North Carolina S Corp Rules: How To Keep Your Corporation Compliant

If your S corporation applied for an Economic Injury Disaster Loan or Paycheck Protection Program relief through the Small Business Administration, it may have come with a surprise: a request for a board resolution OKing the loan application.

You’re not alone if you were left scratching your head about the board resolution. S corps are governed by requirements at the federal and state levels, and it can be tough to get clarity on what’s needed. 

If you’re operating an S corp in North Carolina, familiarize yourself with some of the requirements, so that you’re in compliance with state law.

Federal Requirements for S Corps

S corps are the small business segment of regular corporations, or C corps, that meet additional requirements. S corps benefit from a different taxation structure that prevents their income from being taxed twice. 

The IRS provides straightforward guidance on the requirements for an S corp:

  • Run your corporation in the United States.

  • Operate with no more than 100 shareholders, who may only be individuals, certain trusts and estates.

  • Have only one class of stock.

  • Not be a certain type of financial institution, insurance company, domestic international sales corporation or other kind of ineligible corporation.

An important takeaway is the requirement for shareholders. Your shareholders are the owners, so they should establish corporate policy and activities, which protects your personal liability. You can get in hot water if you’re making business decisions in a silo.

North Carolina’s State Requirements for S Corps

State requirements are where the fun starts. All the other regulations you need to comply with as a small business corporation are set at the state level. The North Carolina Business Corporation Act – one of the state’s general statutes – covers most business types in the Tar Heel State.

North Carolina Biz Reqs

1. Shareholders

We already know from the IRS that you’ve got to have shareholders for your S corp. Section 55, Article 7, of North Carolina’s business act, outlines parameters for shareholders. Along with requirements to keep meeting minutes and records of actions taken without a meeting, your corporation must:

  • Hold an annual shareholders meeting.

  • Give notice of shareholders meetings between 10 and 60 days beforehand.

  • Create an alphabetical list of shareholders, their addresses and their number of shares after a meeting date is set.

  • Give one vote per share.

  • Make decisions based on the majority’s vote, if a quorum is present.

  • Elect directors by a plurality of votes.

Check Article 7 to be sure that you’ve followed the right protocols, or put in place the correct exceptions to the state guidance. How your shareholders operate may differ based on your corporation’s bylaws. 

2. Board of Directors

All 50 states have this requirement in place: An S corp must have a board of directors. You can find the requirement in Section 55, Article 8, of the business act – along with the procedure for dispensing with a board of directors if you want. 

If you don’t have a formal board of directors in place, the good news is that the board can be made up of just one person.
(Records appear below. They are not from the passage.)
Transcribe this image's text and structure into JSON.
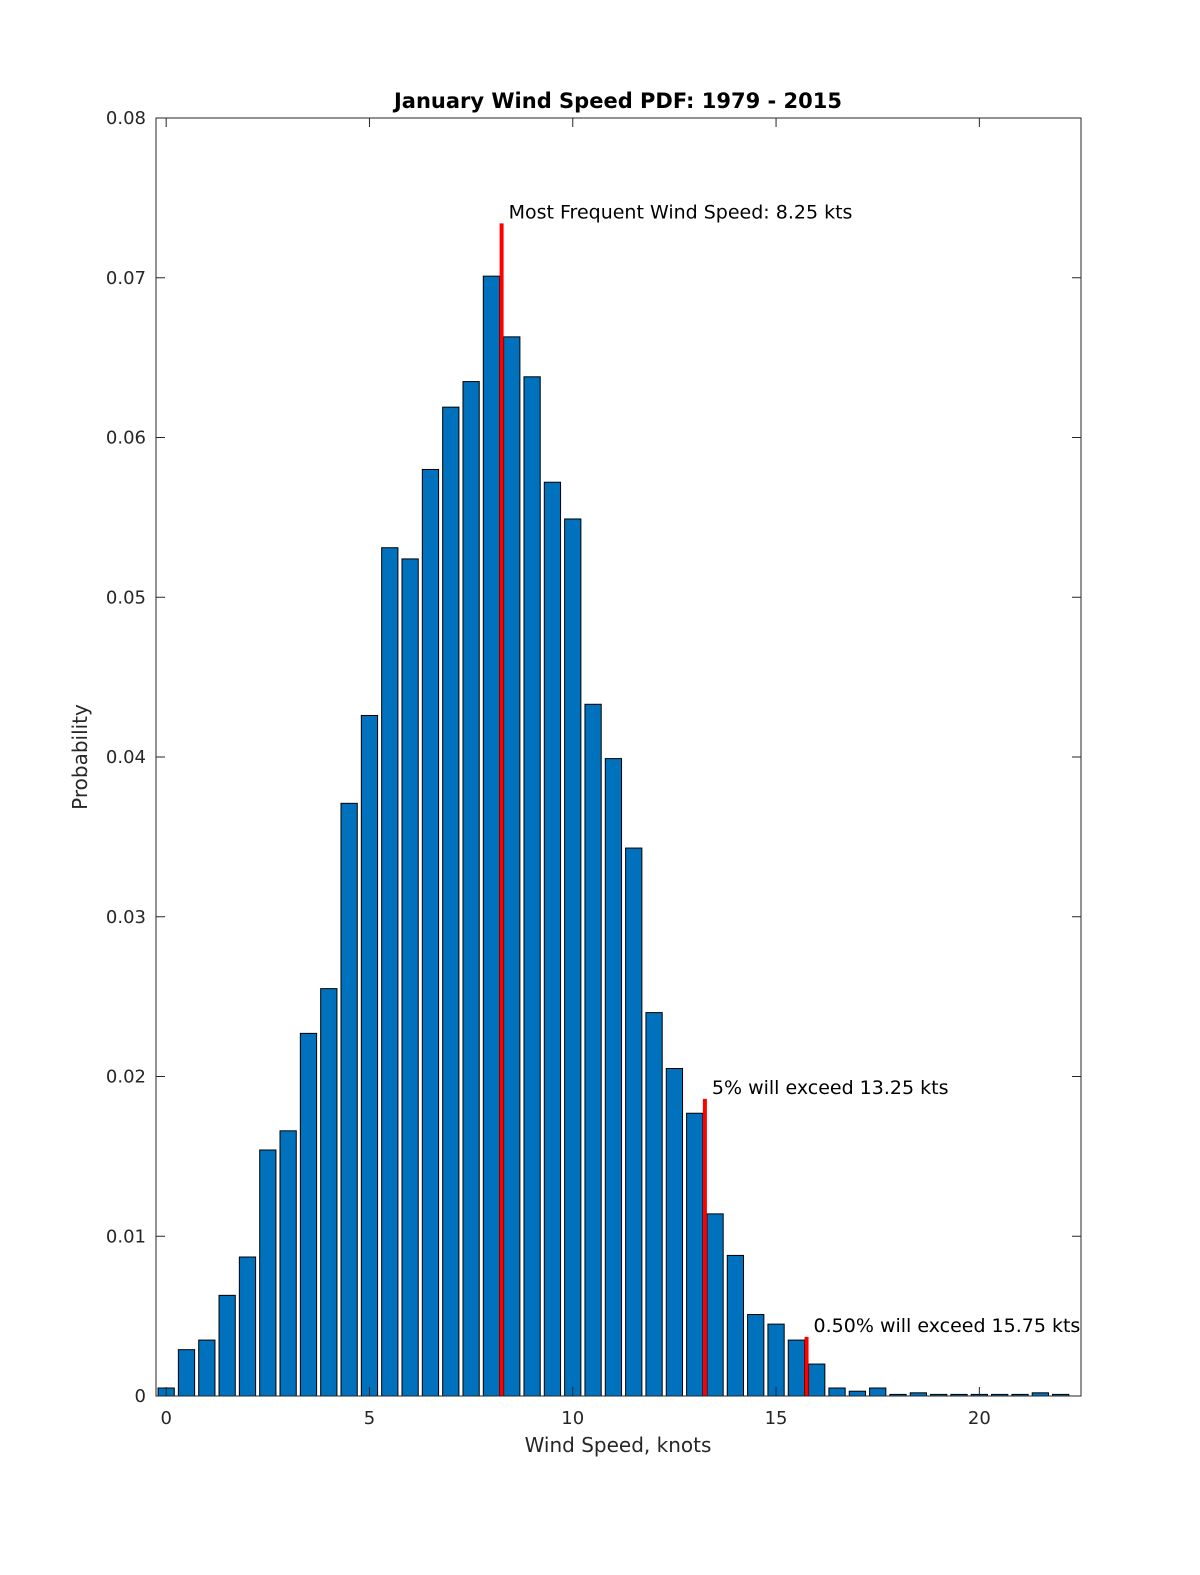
{
  "chart_data": {
    "type": "bar",
    "title": "January Wind Speed PDF: 1979 - 2015",
    "xlabel": "Wind Speed, knots",
    "ylabel": "Probability",
    "xlim": [
      -0.25,
      22.5
    ],
    "ylim": [
      0,
      0.08
    ],
    "xticks": [
      0,
      5,
      10,
      15,
      20
    ],
    "yticks": [
      0,
      0.01,
      0.02,
      0.03,
      0.04,
      0.05,
      0.06,
      0.07,
      0.08
    ],
    "ytick_labels": [
      "0",
      "0.01",
      "0.02",
      "0.03",
      "0.04",
      "0.05",
      "0.06",
      "0.07",
      "0.08"
    ],
    "bar_color": "#0072BD",
    "bar_edge_color": "#000000",
    "bar_width": 0.4,
    "x": [
      0,
      0.5,
      1,
      1.5,
      2,
      2.5,
      3,
      3.5,
      4,
      4.5,
      5,
      5.5,
      6,
      6.5,
      7,
      7.5,
      8,
      8.5,
      9,
      9.5,
      10,
      10.5,
      11,
      11.5,
      12,
      12.5,
      13,
      13.5,
      14,
      14.5,
      15,
      15.5,
      16,
      16.5,
      17,
      17.5,
      18,
      18.5,
      19,
      19.5,
      20,
      20.5,
      21,
      21.5,
      22
    ],
    "values": [
      0.0005,
      0.0029,
      0.0035,
      0.0063,
      0.0087,
      0.0154,
      0.0166,
      0.0227,
      0.0255,
      0.0371,
      0.0426,
      0.0531,
      0.0524,
      0.058,
      0.0619,
      0.0635,
      0.0701,
      0.0663,
      0.0638,
      0.0572,
      0.0549,
      0.0433,
      0.0399,
      0.0343,
      0.024,
      0.0205,
      0.0177,
      0.0114,
      0.0088,
      0.0051,
      0.0045,
      0.0035,
      0.002,
      0.0005,
      0.0003,
      0.0005,
      0.0001,
      0.0002,
      0.0001,
      0.0001,
      0.0001,
      0.0001,
      0.0001,
      0.0002,
      0.0001
    ],
    "marker_color": "#FF0000",
    "markers": [
      {
        "x": 8.25,
        "top": 0.0734,
        "label": "Most Frequent Wind Speed: 8.25 kts"
      },
      {
        "x": 13.25,
        "top": 0.0186,
        "label": "5% will exceed 13.25 kts"
      },
      {
        "x": 15.75,
        "top": 0.0037,
        "label": "0.50% will exceed 15.75 kts"
      }
    ]
  }
}
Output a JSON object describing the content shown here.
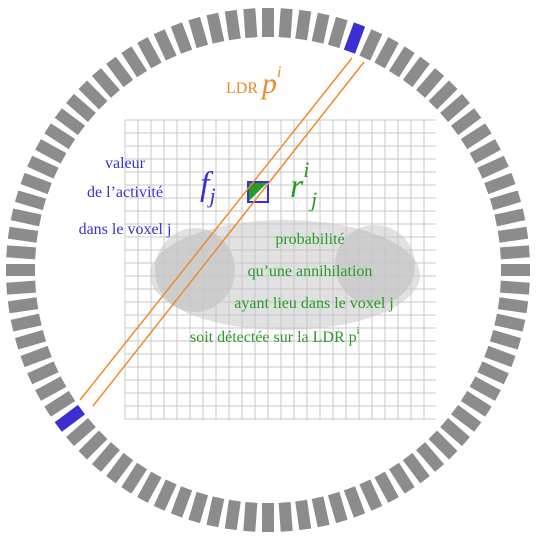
{
  "ldr_label": {
    "text": "LDR",
    "symbol": "p",
    "superscript": "i"
  },
  "activity": {
    "lines": [
      "valeur",
      "de l’activité",
      "dans le voxel j"
    ]
  },
  "f_symbol": {
    "symbol": "f",
    "subscript": "j"
  },
  "r_symbol": {
    "symbol": "r",
    "superscript": "i",
    "subscript": "j"
  },
  "probability": {
    "lines": [
      "probabilité",
      "qu’une annihilation",
      "ayant lieu dans le voxel j"
    ],
    "last_line": {
      "text": "soit détectée sur la LDR p",
      "superscript": "i"
    }
  }
}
Your articles of incorporation or bylaws will clarify how many people are on your board, how long their terms are and how they’re elected to office. 

Otherwise, the business act specifies that you may have initial directors in place until your first shareholder meeting, when shareholders will vote on the directors. Directors’ terms then expire at the next annual shareholders meeting.

When your board of directors gets together, keep meeting minutes. Also, maintain records of actions that the board takes without a meeting.

If you’re applying for a loan from a small business investment company (SBIC) or another funding source from the SBA, you might be asked to provide a resolution from your board of directors authorizing the loan request. The SBA provides a template your board can use to submit the corporate resolution.

3. Annual Report for the North Carolina Secretary of State

April 15 isn’t just tax day for individuals – it’s also the due date for your annual report to the North Carolina Secretary of State. Reports can be filed electronically for $20, or using a printed form and mailed in for $25. 

Although it may sound daunting to file an annual report, the secretary of state’s office autofills much of the required information for you. The report can end up being as short as one page. In it, you’ll include:

  • Your ID number with the Secretary of State.

  • Your name and address.

  • Your corporation’s name and contact information.

  • A brief description of the nature of your business.

  • The names and information of company officials.

Other Requirements for S Corps

There are a few other common requirements you may not be aware of. If you haven’t filed your articles of incorporation with the North Carolina Secretary of State for $125, put that on your to-do list. If your shareholders update your articles of incorporation, be sure to file articles of amendment for $50.

State and federal labor law posters are required to be displayed in businesses with at least one employee. North Carolina provides a free order form for the posters, or you can download and print PDF versions of the posters to display.

If your corporation has more than 50 employees, you need to provide health coverage as a requirement of the Affordable Care Act. You’ll then need to confirm to the IRS that you’re providing coverage.

Find other requirements to look out for on the SBA’s website.